Ron’s entrée was Pacific bass with polenta, arugula, cilantro, fennel and a white balsamic reduction. Chef Arbaugh describes this as his “heart-healthy” dish. Ron describes it as “maybe the best fish dish I’ve ever eaten”. I snagged a bite of the bass but he did not offer me any of the accompaniments. As a result of his generosity, I felt compelled to offer him a bite of my food and, darn it, he accepted.
I was pretty stuffed at this point, but there are three things on a dessert menu that I cannot refuse: tiramisu, a really decadent chocolate creation, and crème brulee. Wouldn’t you know it? Almond Brulee was on the list.
Perhaps I am so taken with crème brulee because I have not made one myself. Maybe it is the excitement of torching the sugary top.
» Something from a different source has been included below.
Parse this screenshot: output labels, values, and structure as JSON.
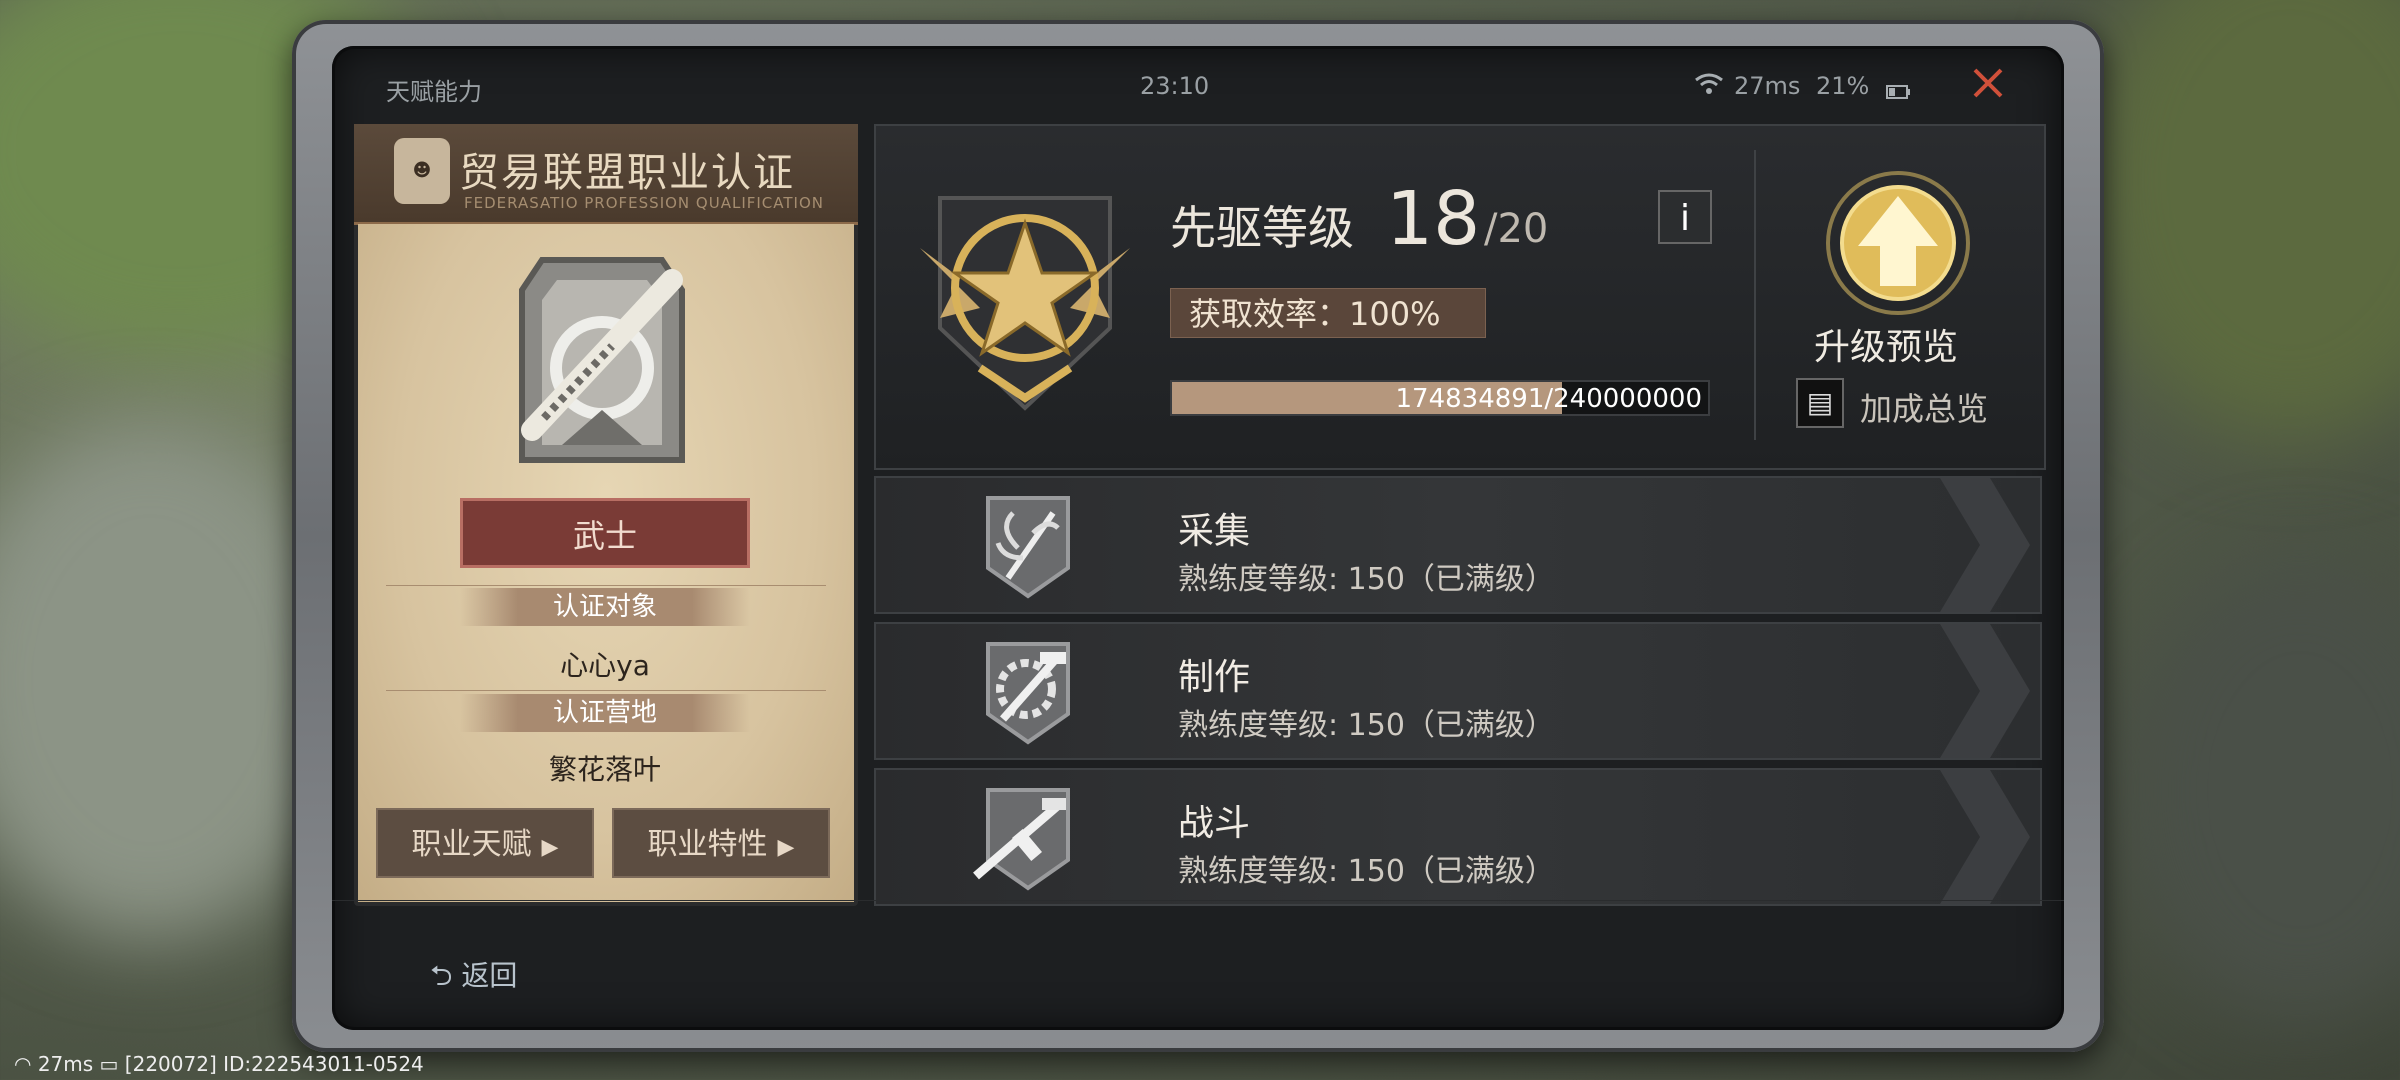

Or it could be because crème brulee is like grown-up pudding, and who didn’t love pudding as a kid? One day I will conquer the custard and the blow torch but for now, I will enjoy this one prepared for me by the pastry chef at SHMC.
Showcasing almond in the custard, the golden-brown crispy top layer was adorned with fresh sweetened whipped cream, fresh raspberries and blueberries, a cookie and a sprig of mint. The brulee dish sat on a larger plate garnished with candied macadamia nuts and a Bobby Flay-esque swirl of berry coulis. For the fourth time that night, I had to resist the urge to lick every bit of sauce off the dish. Absolutely delicious!
After dinner, the Chef presents each diner with a parting gift: a homemade marshmallow and a jelly. The marshamllow this evening was coconut-banana and the jelly was mixed berry. I don’t even like store-bought marshmallows, but these homemade ones are completely different and rich. The jelly is like a softer, grown-up gummy bear, but not shaped like a bear (or any other animal for that matter) and dusted with sugar. So even if you don’t order a dessert, you still have a sweet note on which to end your fine meal.
The entire meal was a homerun. I simply cannot put in to words how much I enjoyed it, although I have tried desperately for many paragraphs. I am not doing it justice. Thanks to Ron for knowing what makes me happy and taking me to SHMC and thanks to Chef Arbaugh and his staff for one of the best meals of my life.
I really wish I had a sixth fork for this one.
If WHEN you go:South Hills Market and Cafe 1010 Bridge Road Charleston, WV 25314 304-345-2585
Monday 7:00 am to 4:00pm
Tuesday 7:00 am -6:30 pm
Wednesday – Friday 7:00 am to 10:00 pm
Saturday 8:00 am to 10:00 pm
Happy Hour (appetizer and drink specials) Wednesday through Saturday 4 to 6
Dinner (reservations suggested) Wednesday through Saturday beginning at 5pm
(Note: Believe it or not, Fork You was not compensated for this sickeningly glowing report.)